Mexico’s organized crime groups have emerged as crucial links in the fentanyl production chain, sourcing precursor chemicals from China and India to produce the drug in clandestine mega-labs already set up for manufacturing methamphetamine.

SEE ALSO: Mexico’s Role in the Deadly Rise of Fentanyl

Specifically, US law enforcement says that the Sinaloa Cartel and Jalisco Cartel New Generation (Cártel Jalisco Nueva Generación – CJNG) are “significantly involved” in fentanyl production, among other groups. Last year alone, Mexican authorities seized some 1.3 tons of fentanyl, an astonishing 486 percent uptick from the 222 kilograms confiscated in 2019, according to the Defense Ministry.

Mexican drug trafficking organizations will “almost certainly have the greatest direct impact” on the US fentanyl market moving forward because of their “increased capacity and capabilities for fentanyl production [and] adaptations to restrictions on precursor chemicals,” according to the DEA.
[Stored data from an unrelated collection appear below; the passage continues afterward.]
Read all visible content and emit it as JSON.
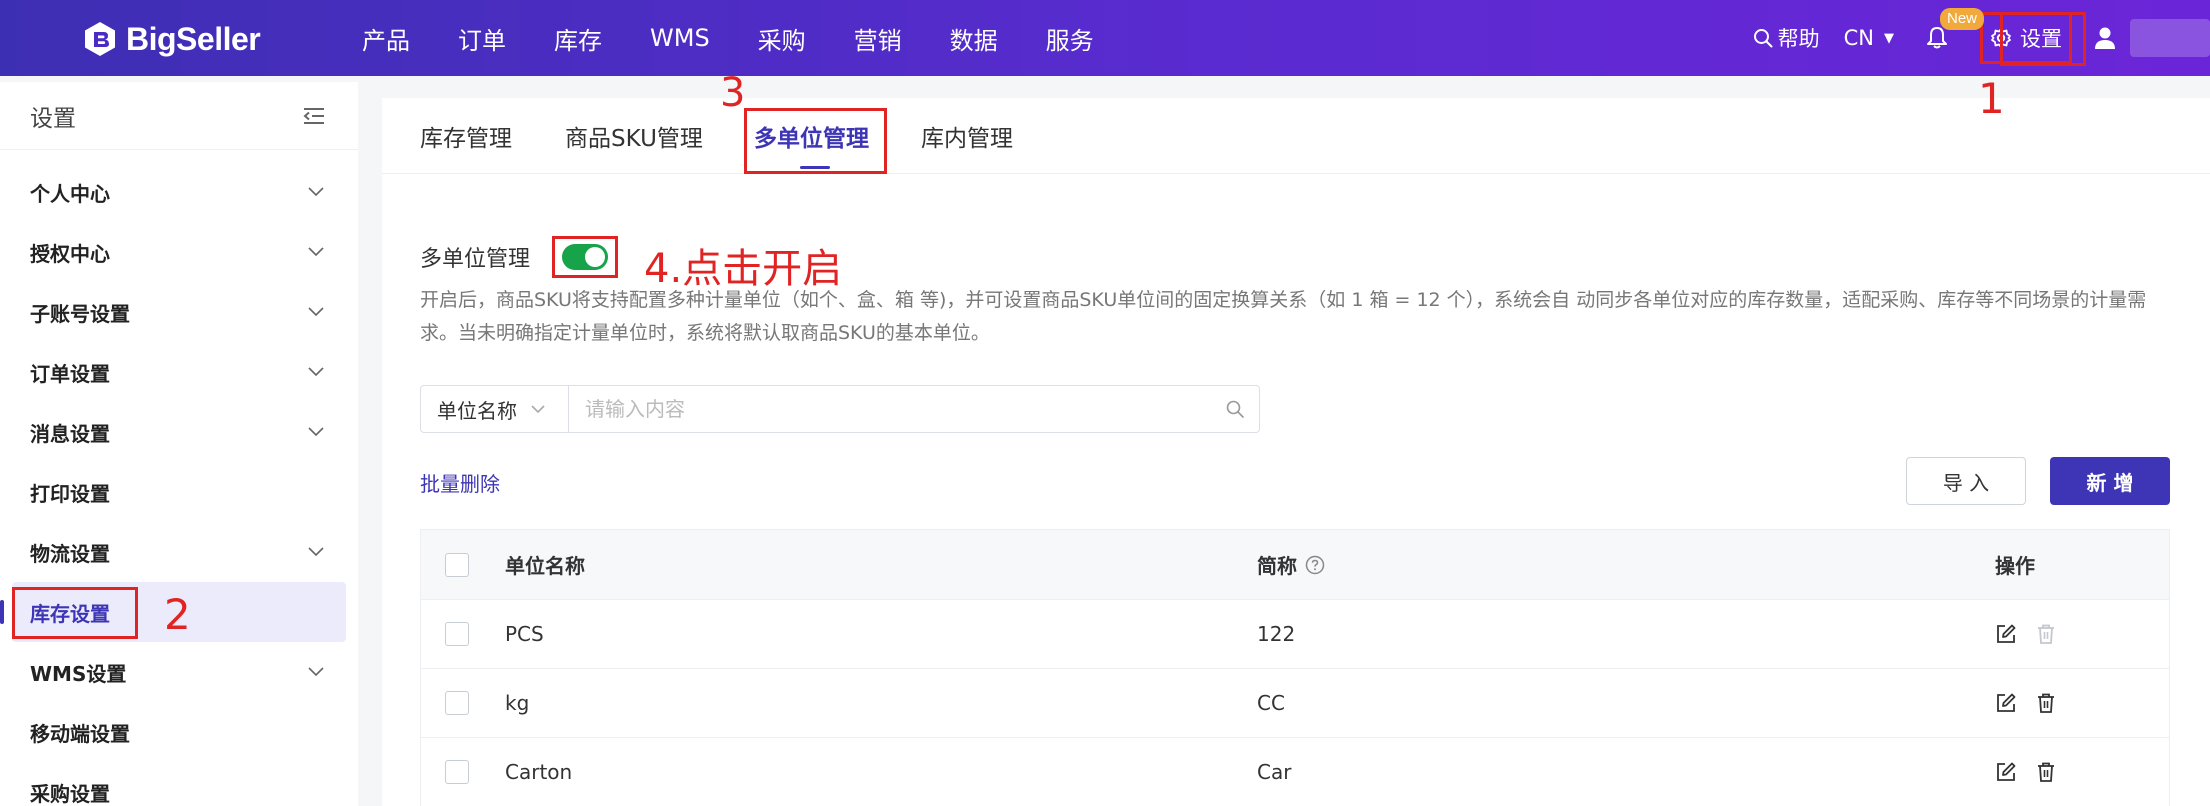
{
  "brand": {
    "name": "BigSeller"
  },
  "nav": [
    "产品",
    "订单",
    "库存",
    "WMS",
    "采购",
    "营销",
    "数据",
    "服务"
  ],
  "topright": {
    "help": "帮助",
    "lang": "CN",
    "badge": "New",
    "settings": "设置"
  },
  "sidebar": {
    "title": "设置",
    "items": [
      {
        "label": "个人中心",
        "chevron": true
      },
      {
        "label": "授权中心",
        "chevron": true
      },
      {
        "label": "子账号设置",
        "chevron": true
      },
      {
        "label": "订单设置",
        "chevron": true
      },
      {
        "label": "消息设置",
        "chevron": true
      },
      {
        "label": "打印设置",
        "chevron": false
      },
      {
        "label": "物流设置",
        "chevron": true
      },
      {
        "label": "库存设置",
        "chevron": false,
        "active": true
      },
      {
        "label": "WMS设置",
        "chevron": true
      },
      {
        "label": "移动端设置",
        "chevron": false
      },
      {
        "label": "采购设置",
        "chevron": false
      }
    ]
  },
  "tabs": [
    "库存管理",
    "商品SKU管理",
    "多单位管理",
    "库内管理"
  ],
  "active_tab": "多单位管理",
  "section": {
    "title": "多单位管理",
    "toggle_on": true,
    "description": "开启后，商品SKU将支持配置多种计量单位（如个、盒、箱 等)，并可设置商品SKU单位间的固定换算关系（如 1 箱 = 12 个），系统会自 动同步各单位对应的库存数量，适配采购、库存等不同场景的计量需求。当未明确指定计量单位时，系统将默认取商品SKU的基本单位。"
  },
  "search": {
    "select_value": "单位名称",
    "placeholder": "请输入内容"
  },
  "actions": {
    "batch_delete": "批量删除",
    "import": "导 入",
    "add": "新 增"
  },
  "table": {
    "headers": {
      "name": "单位名称",
      "abbr": "简称",
      "ops": "操作"
    },
    "rows": [
      {
        "name": "PCS",
        "abbr": "122",
        "delete_disabled": true
      },
      {
        "name": "kg",
        "abbr": "CC",
        "delete_disabled": false
      },
      {
        "name": "Carton",
        "abbr": "Car",
        "delete_disabled": false
      }
    ]
  },
  "annotations": {
    "step1": "1",
    "step2": "2",
    "step3": "3",
    "step4": "4.点击开启"
  },
  "colors": {
    "topbar_start": "#3d2fb3",
    "topbar_end": "#6b25d8",
    "primary": "#3d35b5",
    "toggle_on": "#16a34a",
    "annotation_red": "#e02424",
    "badge": "#f2a93b"
  }
}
That said, fentanyl is just as easily purchased online and shipped directly to dealers and consumers. The US Postal Service has even served this purpose. In 2018 and 2019 alone, the Postal Inspection Service (USPIS) received and recorded 66,042 pieces of mail containing more than 65 tons of illicit drugs, according to a November 2020 Inspector General report on USPIS’s handling and oversight of suspected drug parcels.